8 Responses to “Voter #16, ballot #17”

  1. Margaret Says:

    I miss going to the actual polls. The mail in ballots seem so detached. What is a RGB voter? I’m sure I should know this…

  2. Marquis Says:

    Try this again:

    I remember the election of Michigan’s state university’s trustees. Missouri doesn’t do that. Mostly though, I remember it because I once went into vote and saw my Dad’s name, first, middle and last name exactly, on the ballot for trustee at EMU. I of course voted for him, but it turned out that it was not my father that was actually running.

  3. kayak woman Says:

    Marquis: I love this comment but I have to admit that I was absolutely cracking up to see it originally posted on my insipid navel gazing post. I was thinking, “whaaaat?” Funny in any case.

    I meant to reply to Margaret’s comment but I accidentally emailed her instead, so I’ll do it now. RGB = me being a techie smart aleck. In the computer world (photoshop, web, etc.) each color is defined by the amount of red, green, and blue in the color. I won’t go any further than that with the tech stuff. The point is that photographs contain millions of colors, as opposed to black/white drawings. I see political issues in millions of colors rather than black/white. Or at least I would like to think that I do…

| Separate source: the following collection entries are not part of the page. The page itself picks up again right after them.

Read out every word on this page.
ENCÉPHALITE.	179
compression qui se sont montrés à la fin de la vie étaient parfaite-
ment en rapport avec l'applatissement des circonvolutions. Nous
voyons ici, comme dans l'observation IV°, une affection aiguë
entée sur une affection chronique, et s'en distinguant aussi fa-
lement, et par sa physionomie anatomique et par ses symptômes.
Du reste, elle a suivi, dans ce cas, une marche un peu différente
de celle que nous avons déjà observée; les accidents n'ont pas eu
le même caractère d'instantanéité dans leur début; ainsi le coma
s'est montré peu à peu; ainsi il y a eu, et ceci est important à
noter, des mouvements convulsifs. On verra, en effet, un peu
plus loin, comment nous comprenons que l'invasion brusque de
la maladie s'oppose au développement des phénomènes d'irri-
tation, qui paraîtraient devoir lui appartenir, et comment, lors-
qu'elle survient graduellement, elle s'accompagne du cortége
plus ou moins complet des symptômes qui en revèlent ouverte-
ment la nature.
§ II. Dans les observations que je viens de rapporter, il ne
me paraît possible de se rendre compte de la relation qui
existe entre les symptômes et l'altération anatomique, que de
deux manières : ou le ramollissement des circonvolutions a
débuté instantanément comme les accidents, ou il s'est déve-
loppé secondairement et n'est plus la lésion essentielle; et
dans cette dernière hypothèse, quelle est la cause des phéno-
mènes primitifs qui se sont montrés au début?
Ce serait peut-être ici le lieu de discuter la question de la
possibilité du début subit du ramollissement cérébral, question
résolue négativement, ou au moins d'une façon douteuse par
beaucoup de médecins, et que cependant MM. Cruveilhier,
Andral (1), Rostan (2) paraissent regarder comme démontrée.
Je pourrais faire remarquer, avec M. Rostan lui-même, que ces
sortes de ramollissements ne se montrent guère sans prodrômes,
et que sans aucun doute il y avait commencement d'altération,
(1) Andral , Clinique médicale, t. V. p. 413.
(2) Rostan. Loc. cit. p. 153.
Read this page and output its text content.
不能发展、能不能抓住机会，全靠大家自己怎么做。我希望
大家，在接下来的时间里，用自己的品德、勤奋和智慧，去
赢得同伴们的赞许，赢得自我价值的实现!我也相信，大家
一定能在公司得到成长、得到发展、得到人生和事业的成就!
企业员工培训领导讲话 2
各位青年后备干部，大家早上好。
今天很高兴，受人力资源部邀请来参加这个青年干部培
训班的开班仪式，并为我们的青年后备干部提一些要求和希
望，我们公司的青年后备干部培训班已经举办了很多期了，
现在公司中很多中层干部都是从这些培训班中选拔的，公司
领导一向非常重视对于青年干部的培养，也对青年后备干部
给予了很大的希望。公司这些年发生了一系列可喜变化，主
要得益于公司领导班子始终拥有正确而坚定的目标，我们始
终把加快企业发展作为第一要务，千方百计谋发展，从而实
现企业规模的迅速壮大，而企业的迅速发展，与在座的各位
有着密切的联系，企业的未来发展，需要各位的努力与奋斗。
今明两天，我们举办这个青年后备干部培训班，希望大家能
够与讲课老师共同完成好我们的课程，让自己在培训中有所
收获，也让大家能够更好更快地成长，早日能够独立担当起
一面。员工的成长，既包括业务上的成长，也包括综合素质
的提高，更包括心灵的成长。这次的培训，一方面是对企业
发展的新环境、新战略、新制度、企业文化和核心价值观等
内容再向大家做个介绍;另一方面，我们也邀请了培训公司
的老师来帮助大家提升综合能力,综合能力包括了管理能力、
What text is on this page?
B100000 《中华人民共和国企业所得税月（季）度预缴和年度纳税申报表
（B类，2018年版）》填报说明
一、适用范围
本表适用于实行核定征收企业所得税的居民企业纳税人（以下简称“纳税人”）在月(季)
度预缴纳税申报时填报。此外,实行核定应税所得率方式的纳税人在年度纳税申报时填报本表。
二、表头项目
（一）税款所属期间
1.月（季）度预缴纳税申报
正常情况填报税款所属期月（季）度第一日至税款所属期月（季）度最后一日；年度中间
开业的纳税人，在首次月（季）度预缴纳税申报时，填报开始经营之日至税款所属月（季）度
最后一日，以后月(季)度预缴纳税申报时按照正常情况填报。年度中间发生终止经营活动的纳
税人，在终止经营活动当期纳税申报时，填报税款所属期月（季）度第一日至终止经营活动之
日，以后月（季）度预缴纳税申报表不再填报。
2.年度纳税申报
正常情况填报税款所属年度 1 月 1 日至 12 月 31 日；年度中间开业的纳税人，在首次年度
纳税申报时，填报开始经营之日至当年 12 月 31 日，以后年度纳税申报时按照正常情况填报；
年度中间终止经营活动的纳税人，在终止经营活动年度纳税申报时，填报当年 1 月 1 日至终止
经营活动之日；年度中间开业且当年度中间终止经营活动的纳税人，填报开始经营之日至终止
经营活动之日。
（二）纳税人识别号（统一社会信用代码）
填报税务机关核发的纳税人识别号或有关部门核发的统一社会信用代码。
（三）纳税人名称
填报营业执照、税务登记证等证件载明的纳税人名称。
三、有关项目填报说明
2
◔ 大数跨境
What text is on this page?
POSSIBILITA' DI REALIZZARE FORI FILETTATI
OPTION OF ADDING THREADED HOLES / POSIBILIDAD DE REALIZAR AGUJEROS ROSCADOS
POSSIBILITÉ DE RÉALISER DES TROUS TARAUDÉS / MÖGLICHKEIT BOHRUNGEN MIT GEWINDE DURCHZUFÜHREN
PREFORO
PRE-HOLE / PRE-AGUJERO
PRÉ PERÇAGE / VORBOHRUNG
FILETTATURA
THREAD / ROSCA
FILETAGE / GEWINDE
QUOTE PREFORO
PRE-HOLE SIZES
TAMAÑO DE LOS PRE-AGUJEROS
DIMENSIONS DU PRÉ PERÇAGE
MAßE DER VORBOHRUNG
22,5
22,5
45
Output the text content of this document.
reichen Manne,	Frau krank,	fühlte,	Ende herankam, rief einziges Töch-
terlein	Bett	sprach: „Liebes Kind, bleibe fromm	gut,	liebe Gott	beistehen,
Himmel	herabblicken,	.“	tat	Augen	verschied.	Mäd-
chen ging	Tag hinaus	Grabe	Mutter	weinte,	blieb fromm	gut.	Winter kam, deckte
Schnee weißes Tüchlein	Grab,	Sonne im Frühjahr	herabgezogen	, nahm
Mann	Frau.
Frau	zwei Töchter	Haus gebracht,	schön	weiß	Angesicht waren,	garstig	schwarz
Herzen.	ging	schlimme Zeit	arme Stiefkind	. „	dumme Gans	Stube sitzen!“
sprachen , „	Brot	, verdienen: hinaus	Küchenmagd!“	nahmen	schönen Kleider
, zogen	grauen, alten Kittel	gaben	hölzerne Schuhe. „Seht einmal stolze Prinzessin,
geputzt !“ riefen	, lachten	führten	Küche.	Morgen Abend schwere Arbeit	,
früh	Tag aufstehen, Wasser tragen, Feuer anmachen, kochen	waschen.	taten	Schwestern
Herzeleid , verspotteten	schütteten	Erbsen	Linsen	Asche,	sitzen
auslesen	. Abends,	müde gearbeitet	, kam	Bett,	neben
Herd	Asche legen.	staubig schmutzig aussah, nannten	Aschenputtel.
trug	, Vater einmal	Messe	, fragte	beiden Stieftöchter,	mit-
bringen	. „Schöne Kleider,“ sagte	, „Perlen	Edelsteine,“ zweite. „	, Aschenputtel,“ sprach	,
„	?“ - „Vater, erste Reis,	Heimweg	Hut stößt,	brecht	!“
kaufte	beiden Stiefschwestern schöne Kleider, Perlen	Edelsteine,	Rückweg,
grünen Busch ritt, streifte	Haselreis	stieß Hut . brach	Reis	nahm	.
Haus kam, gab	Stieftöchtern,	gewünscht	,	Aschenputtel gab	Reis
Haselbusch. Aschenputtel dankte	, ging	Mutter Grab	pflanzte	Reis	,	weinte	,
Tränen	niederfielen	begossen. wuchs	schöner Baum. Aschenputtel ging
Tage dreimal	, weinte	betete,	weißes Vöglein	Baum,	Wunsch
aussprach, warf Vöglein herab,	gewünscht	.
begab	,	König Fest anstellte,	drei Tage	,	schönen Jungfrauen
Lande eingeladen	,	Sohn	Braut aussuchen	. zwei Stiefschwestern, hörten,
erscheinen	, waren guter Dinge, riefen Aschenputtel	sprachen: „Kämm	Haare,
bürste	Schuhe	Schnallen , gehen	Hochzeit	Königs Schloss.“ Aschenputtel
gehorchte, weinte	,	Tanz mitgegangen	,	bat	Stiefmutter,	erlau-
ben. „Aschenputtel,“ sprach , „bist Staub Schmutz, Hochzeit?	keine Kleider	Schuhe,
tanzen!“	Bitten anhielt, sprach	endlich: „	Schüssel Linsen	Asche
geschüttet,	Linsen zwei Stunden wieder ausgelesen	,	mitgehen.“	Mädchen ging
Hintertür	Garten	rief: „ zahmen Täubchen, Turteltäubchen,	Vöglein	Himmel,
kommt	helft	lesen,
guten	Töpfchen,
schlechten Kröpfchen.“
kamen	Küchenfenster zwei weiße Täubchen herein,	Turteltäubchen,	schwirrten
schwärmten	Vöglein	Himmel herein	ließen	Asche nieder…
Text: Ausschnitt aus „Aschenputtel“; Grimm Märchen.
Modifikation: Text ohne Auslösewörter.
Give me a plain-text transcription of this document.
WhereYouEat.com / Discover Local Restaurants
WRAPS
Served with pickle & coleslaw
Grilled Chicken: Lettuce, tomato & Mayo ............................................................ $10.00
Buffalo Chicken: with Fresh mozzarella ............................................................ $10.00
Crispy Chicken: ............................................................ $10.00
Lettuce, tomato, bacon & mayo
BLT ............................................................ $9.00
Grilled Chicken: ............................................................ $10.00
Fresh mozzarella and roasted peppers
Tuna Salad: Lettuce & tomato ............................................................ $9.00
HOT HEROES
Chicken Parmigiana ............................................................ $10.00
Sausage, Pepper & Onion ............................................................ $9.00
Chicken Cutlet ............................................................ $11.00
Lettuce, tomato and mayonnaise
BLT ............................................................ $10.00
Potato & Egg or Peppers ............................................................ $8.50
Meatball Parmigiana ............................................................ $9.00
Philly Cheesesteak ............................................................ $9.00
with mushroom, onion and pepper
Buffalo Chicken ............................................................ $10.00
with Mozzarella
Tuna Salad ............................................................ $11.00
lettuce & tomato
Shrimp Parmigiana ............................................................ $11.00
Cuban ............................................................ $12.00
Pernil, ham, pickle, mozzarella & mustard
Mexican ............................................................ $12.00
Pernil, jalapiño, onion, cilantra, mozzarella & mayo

    I would like for voting to be more convenient here but I would miss going to the polls too. But maybe that’s because my polling place is quite literally in my back yard. A quick and easy walk. Except when it’s raining chads.

  4. jane Says:

    I didn’t vote until after work this time. the line was a bit long and steady, but on the positive side the polling people had a whole day of practice behind them and knew what they were doing. although the back and forth checking of the name, birth date, address….. oy!

  5. jane Says:

    oh – and I was # 550.

  6. Pooh Says:

    Moving stickers around… Sounds like a pain. I’m sure Jackie and I could swap some stories. My advice to you early birds, is to wait just a little bit. We had a line at 6:00 am, and just barely were ready for them. By 6:30, the line was minimal, and we were in our groove. Wait, your polls don’t open until 7:00 am? I could sleep an hour later — maybe I should move back to A2.

  7. kayak woman Says:

    I didn’t actually have to wait very long, maybe 15 minutes and that was because I got there before they opened. I was meeting a friend at 8, so wanted to get it done and it’s pretty impossible for me to drive all the way back across town during my workday (not because they won’t let me, it just doesn’t make sense). By the end of work I am already turning a nice orange pumpkin-like hue 🙂

  8. Tonya Watkins Says:

    I had to chuckle at your description of the poll volunteers and their bifocals and looking up names in the big book and the stickers and the other book and marking with a pen and….it sounds so incredibly 1940s, doesn’t it? And something tells me it won’t be any different in 2040.